The report analysed the status of seven religious groups accounting for some 350 million people – Chinese Buddhism, Taoism, Catholicism, Protestantism, Islam, Tibetan Buddhism and Falun Gong (banned in China since 1999). 

China officially recognises five religions: Buddhism, Catholicism, Protestantism, Taoism and Islam. 

“The Battle for China’s Spirit examines the evolution of the Communist Party’s policies of religious control and citizens’ responses to them since November 2012,” Freedom House said, calling it the “first comprehensive analysis of its kind”. 

Sarah Cook, the report’s author, said: “The scale and severity of controls over religion, and the trajectory of both growing persecution and pushback, are affecting Chinese society and politics far beyond the realm of religious policy alone. 

“The party’s rigid constraints render it impossible for state-sanctioned institutions to meet the growing demand for religion in Chinese society,” Cook said. “The result is an enormous black market, forcing many believers—from Taoists and Protestants to Tibetan Buddhists—to operate outside the law and to view the regime as unreasonable, unjust, or illegitimate.” 

The report found and examined positive developments in China’s religious sphere as well as the country’s gradually improving relations with the Vatican. It also found, rather inexplicably as the report put it, “cracks in the crackdown against Falun Gong” practitioners. 
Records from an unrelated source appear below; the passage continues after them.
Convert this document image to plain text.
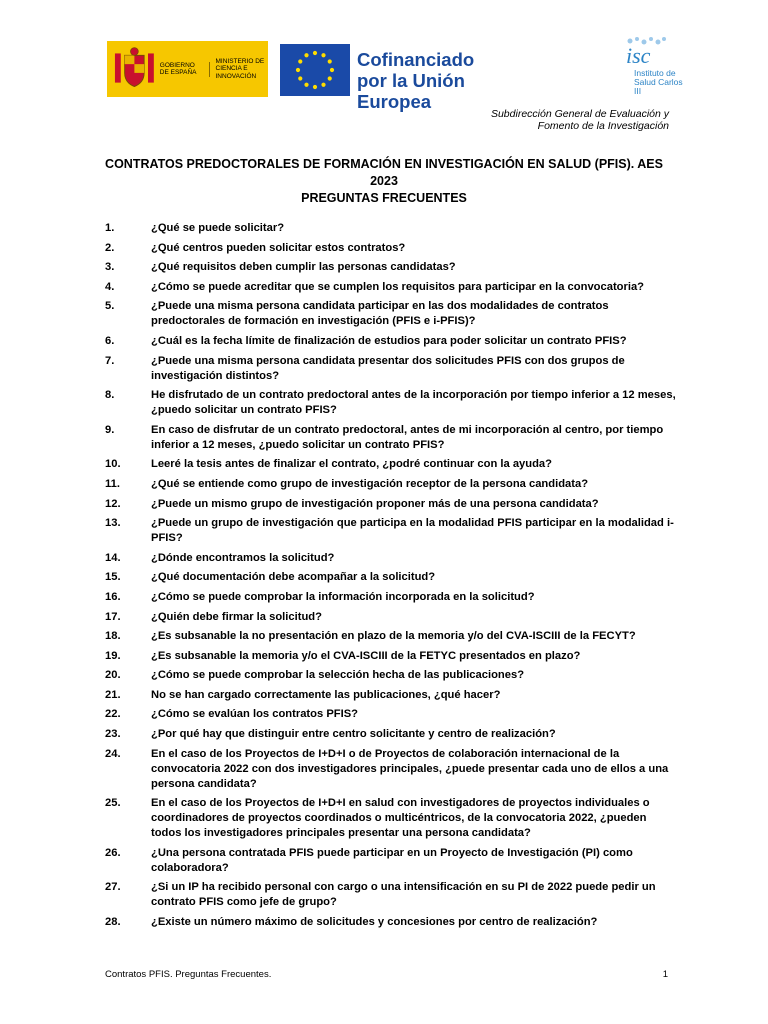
GOBIERNO DE ESPAÑA
MINISTERIO DE CIENCIA E INNOVACIÓN
Cofinanciado por la Unión Europea
isc
Instituto de Salud Carlos III
Subdirección General de Evaluación y
Fomento de la Investigación
CONTRATOS PREDOCTORALES DE FORMACIÓN EN INVESTIGACIÓN EN SALUD (PFIS). AES 2023
PREGUNTAS FRECUENTES
1.	¿Qué se puede solicitar?
2.	¿Qué centros pueden solicitar estos contratos?
3.	¿Qué requisitos deben cumplir las personas candidatas?
4.	¿Cómo se puede acreditar que se cumplen los requisitos para participar en la convocatoria?
5.	¿Puede una misma persona candidata participar en las dos modalidades de contratos predoctorales de formación en investigación (PFIS e i-PFIS)?
6.	¿Cuál es la fecha límite de finalización de estudios para poder solicitar un contrato PFIS?
7.	¿Puede una misma persona candidata presentar dos solicitudes PFIS con dos grupos de investigación distintos?
8.	He disfrutado de un contrato predoctoral antes de la incorporación por tiempo inferior a 12 meses, ¿puedo solicitar un contrato PFIS?
9.	En caso de disfrutar de un contrato predoctoral, antes de mi incorporación al centro, por tiempo inferior a 12 meses, ¿puedo solicitar un contrato PFIS?
10.	Leeré la tesis antes de finalizar el contrato, ¿podré continuar con la ayuda?
11.	¿Qué se entiende como grupo de investigación receptor de la persona candidata?
12.	¿Puede un mismo grupo de investigación proponer más de una persona candidata?
13.	¿Puede un grupo de investigación que participa en la modalidad PFIS participar en la modalidad i-PFIS?
14.	¿Dónde encontramos la solicitud?
15.	¿Qué documentación debe acompañar a la solicitud?
16.	¿Cómo se puede comprobar la información incorporada en la solicitud?
17.	¿Quién debe firmar la solicitud?
18.	¿Es subsanable la no presentación en plazo de la memoria y/o del CVA-ISCIII de la FECYT?
19.	¿Es subsanable la memoria y/o el CVA-ISCIII de la FETYC presentados en plazo?
20.	¿Cómo se puede comprobar la selección hecha de las publicaciones?
21.	No se han cargado correctamente las publicaciones, ¿qué hacer?
22.	¿Cómo se evalúan los contratos PFIS?
23.	¿Por qué hay que distinguir entre centro solicitante y centro de realización?
24.	En el caso de los Proyectos de I+D+I o de Proyectos de colaboración internacional de la convocatoria 2022 con dos investigadores principales, ¿puede presentar cada uno de ellos a una persona candidata?
25.	En el caso de los Proyectos de I+D+I en salud con investigadores de proyectos individuales o coordinadores de proyectos coordinados o multicéntricos, de la convocatoria 2022, ¿pueden todos los investigadores principales presentar una persona candidata?
26.	¿Una persona contratada PFIS puede participar en un Proyecto de Investigación (PI) como colaboradora?
27.	¿Si un IP ha recibido personal con cargo o una intensificación en su PI de 2022 puede pedir un contrato PFIS como jefe de grupo?
28.	¿Existe un número máximo de solicitudes y concesiones por centro de realización?
Contratos PFIS. Preguntas Frecuentes.	1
The Chinese government, under Communist Party general secretary Jiang Zemin, banned and cracked down on Falun Gong, described as a spiritual practice that combines meditation and exercise, in 1999. Its practitioners continue to be among the worst hit by religious persecution in China. 
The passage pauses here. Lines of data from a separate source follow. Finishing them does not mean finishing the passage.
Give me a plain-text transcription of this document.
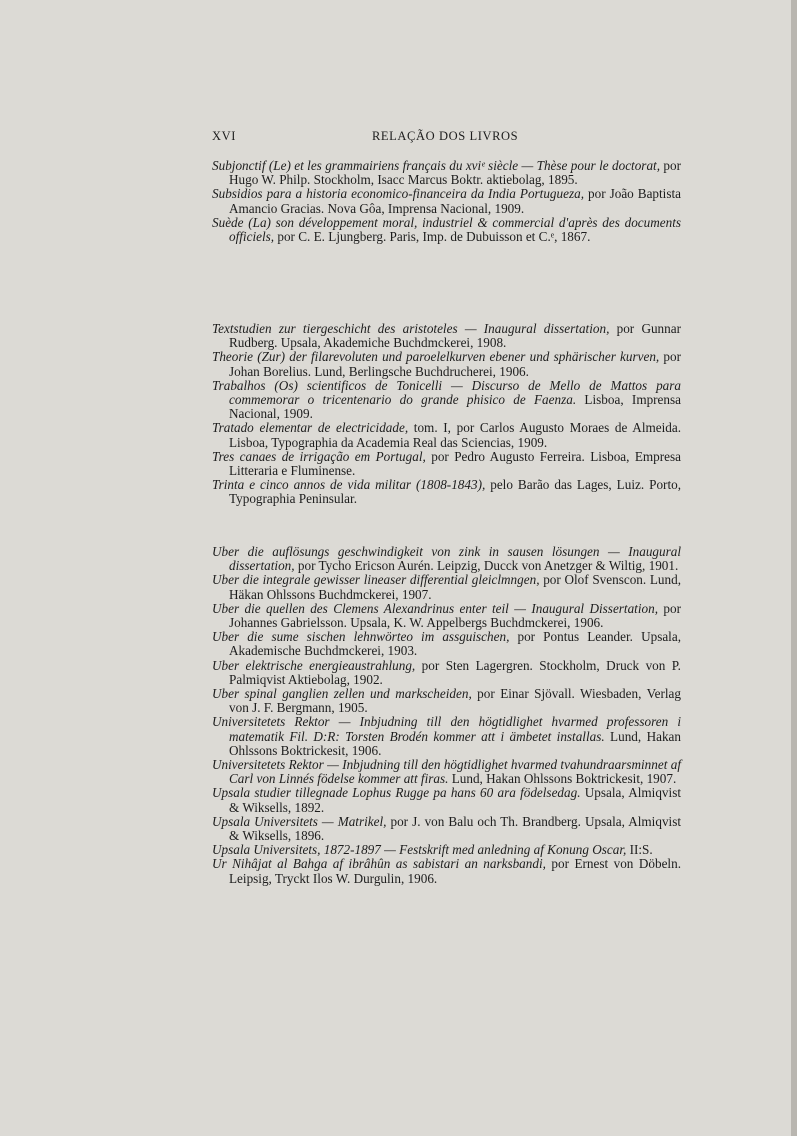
XVI	RELAÇÃO DOS LIVROS

Subjonctif (Le) et les grammairiens français du xviᵉ siècle — Thèse pour le doctorat, por Hugo W. Philp. Stockholm, Isacc Marcus Boktr. aktiebolag, 1895.

Subsidios para a historia economico-financeira da India Portugueza, por João Baptista Amancio Gracias. Nova Gôa, Imprensa Nacional, 1909.

Suède (La) son développement moral, industriel & commercial d'après des documents officiels, por C. E. Ljungberg. Paris, Imp. de Dubuisson et C.ᵉ, 1867.

Textstudien zur tiergeschicht des aristoteles — Inaugural dissertation, por Gunnar Rudberg. Upsala, Akademiche Buchdmckerei, 1908.

Theorie (Zur) der filarevoluten und paroelelkurven ebener und sphärischer kurven, por Johan Borelius. Lund, Berlingsche Buchdrucherei, 1906.

Trabalhos (Os) scientificos de Tonicelli — Discurso de Mello de Mattos para commemorar o tricentenario do grande phisico de Faenza. Lisboa, Imprensa Nacional, 1909.

Tratado elementar de electricidade, tom. I, por Carlos Augusto Moraes de Almeida. Lisboa, Typographia da Academia Real das Sciencias, 1909.

Tres canaes de irrigação em Portugal, por Pedro Augusto Ferreira. Lisboa, Empresa Litteraria e Fluminense.

Trinta e cinco annos de vida militar (1808-1843), pelo Barão das Lages, Luiz. Porto, Typographia Peninsular.

Uber die auflösungs geschwindigkeit von zink in sausen lösungen — Inaugural dissertation, por Tycho Ericson Aurén. Leipzig, Ducck von Anetzger & Wiltig, 1901.

Uber die integrale gewisser lineaser differential gleiclmngen, por Olof Svenscon. Lund, Häkan Ohlssons Buchdmckerei, 1907.

Uber die quellen des Clemens Alexandrinus enter teil — Inaugural Dissertation, por Johannes Gabrielsson. Upsala, K. W. Appelbergs Buchdmckerei, 1906.

Uber die sume sischen lehnwörteo im assguischen, por Pontus Leander. Upsala, Akademische Buchdmckerei, 1903.

Uber elektrische energieaustrahlung, por Sten Lagergren. Stockholm, Druck von P. Palmiqvist Aktiebolag, 1902.

Uber spinal ganglien zellen und markscheiden, por Einar Sjövall. Wiesbaden, Verlag von J. F. Bergmann, 1905.

Universitetets Rektor — Inbjudning till den högtidlighet hvarmed professoren i matematik Fil. D:R: Torsten Brodén kommer att i ämbetet installas. Lund, Hakan Ohlssons Boktrickesit, 1906.

Universitetets Rektor — Inbjudning till den högtidlighet hvarmed tvahundraarsminnet af Carl von Linnés födelse kommer att firas. Lund, Hakan Ohlssons Boktrickesit, 1907.

Upsala studier tillegnade Lophus Rugge pa hans 60 ara födelsedag. Upsala, Almiqvist & Wiksells, 1892.

Upsala Universitets — Matrikel, por J. von Balu och Th. Brandberg. Upsala, Almiqvist & Wiksells, 1896.

Upsala Universitets, 1872-1897 — Festskrift med anledning af Konung Oscar, II:S.

Ur Nihâjat al Bahga af ibrâhûn as sabistari an narksbandi, por Ernest von Döbeln. Leipsig, Tryckt Ilos W. Durgulin, 1906.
“Falun Gong practitioners, though still subject to severe abuses, are experiencing reduced persecution in many locales, as top officials driving the campaign have been purged in intra-party struggles, and years of grassroots outreach by adherents and their supporters have won over some lower level authorities,” the report said. 

“Incidents that would have been unimaginable a few years ago - the release of a practitioner after only a few days’ detention, police permitting adherents to meditate in custody, or officers actively protecting individuals from punishment - have occurred across the country and do not appear to be isolated,” it said. 
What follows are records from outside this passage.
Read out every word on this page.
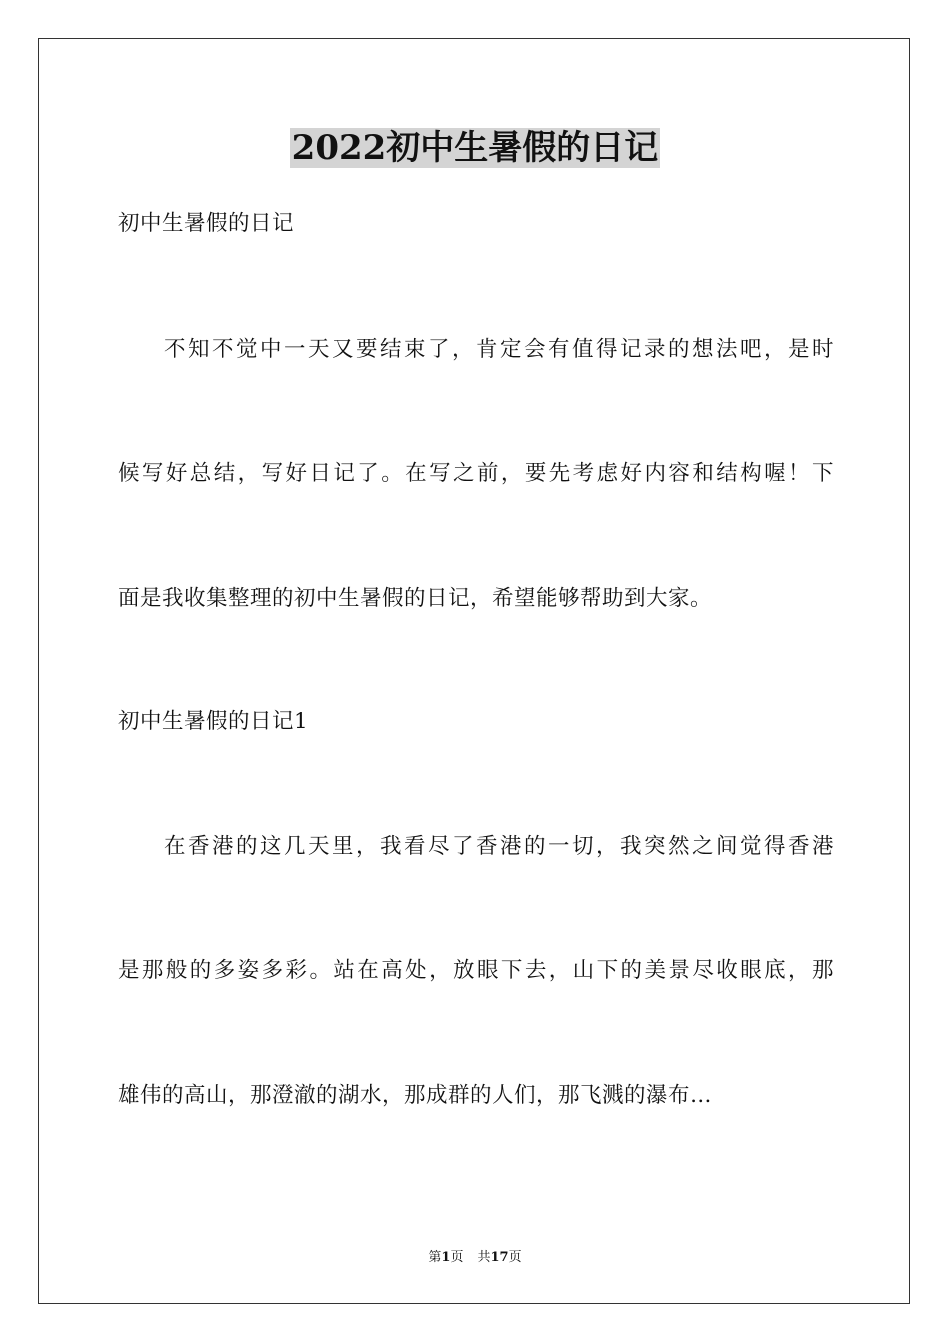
2022初中生暑假的日记
初中生暑假的日记
不知不觉中一天又要结束了，肯定会有值得记录的想法吧，是时
候写好总结，写好日记了。在写之前，要先考虑好内容和结构喔！下
面是我收集整理的初中生暑假的日记，希望能够帮助到大家。
初中生暑假的日记1
在香港的这几天里，我看尽了香港的一切，我突然之间觉得香港
是那般的多姿多彩。站在高处，放眼下去，山下的美景尽收眼底，那
雄伟的高山，那澄澈的湖水，那成群的人们，那飞溅的瀑布…
第1页 共17页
Among other communities to be hit are the Uyghurs (from the Xinjiang Uyghur Autonomous Region or XUAR) and Protestant Christians. 

“Controls on religion have deepened and expanded in the XUAR, where a majority of Uighur Muslims reside. Previously informal or local restrictions in Xinjiang - on issues such as religious dress - have been codified at the regional and national levels. Authorities have launched new campaigns to more closely monitor smartphone usage and force businesses to sell alcohol, while incidents of security forces opening fire on Uighur civilians have become more common,” the report said. 

The report made particular mention of Protestants being targeted after Xi’s call to “sinicise” religions. 

“Since early 2014, local authorities have intensified efforts to stem the spread of Christianity amid official rhetoric about the threat of ‘Western’ values and the need to ‘Sinicise’ religions. As the larger of the two main Christian denominations in China, Protestants have been particularly affected by cross-removal and church-demolition campaigns, punishment of state-sanctioned leaders, and the arrest of human rights lawyers who take up Christians’ cases,” the report said.